Inflammatory mediators in allergic rhinitis

Abstract

Allergic rhinitis (AR) is part of a systemic disease complex. There is a close relationship between AR and asthma, which has led to the "one airway, one disease" concept. Both conditions share common immunopathology and pathophysiology. In patients with AR, allergen-triggered early and late responses are mediated by a series of inflammatory cells. Within minutes of contact with allergen, IgE-sensitized mast cells degranulate, releasing both preformed and newly synthesized mediators.

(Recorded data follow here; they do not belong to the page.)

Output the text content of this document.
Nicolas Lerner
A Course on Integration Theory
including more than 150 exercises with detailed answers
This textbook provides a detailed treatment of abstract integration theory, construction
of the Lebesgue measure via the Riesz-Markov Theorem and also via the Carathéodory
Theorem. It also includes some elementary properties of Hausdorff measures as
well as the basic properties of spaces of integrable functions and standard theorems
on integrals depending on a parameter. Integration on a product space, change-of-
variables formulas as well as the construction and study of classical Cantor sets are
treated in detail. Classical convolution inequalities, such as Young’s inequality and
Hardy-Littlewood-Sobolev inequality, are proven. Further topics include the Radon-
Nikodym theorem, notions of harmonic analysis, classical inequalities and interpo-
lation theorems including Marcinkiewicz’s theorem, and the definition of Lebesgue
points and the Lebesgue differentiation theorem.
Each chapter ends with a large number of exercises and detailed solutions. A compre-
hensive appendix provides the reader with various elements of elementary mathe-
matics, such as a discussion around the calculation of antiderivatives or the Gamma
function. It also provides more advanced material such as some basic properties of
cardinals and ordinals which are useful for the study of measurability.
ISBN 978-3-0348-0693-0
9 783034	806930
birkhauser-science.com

Immunologic processes in both nasal and bronchial tissue involve T H 2 lymphocytes and eosinophils. Eosinophils are the predominant cell in the chronic inflammatory process characteristic of the late-phase allergic response. Eosinophils release an array of proinflammatory mediators, including cysteinyl leukotrienes, cationic proteins, eosinophil peroxidase, and major basic protein, and might serve as a major source of IL-3, IL-5, GM-CSF, and IL-13. Neuropeptides also appear to contribute to the pathophysiology of AR symptoms. Both AR and asthma exhibit marked day-night variation in symptom severity. Acknowledging both the chronobiology of AR and circadian rhythm-dependent attributes of antiallergy medications might enhance the beneficial effects of allergy therapies.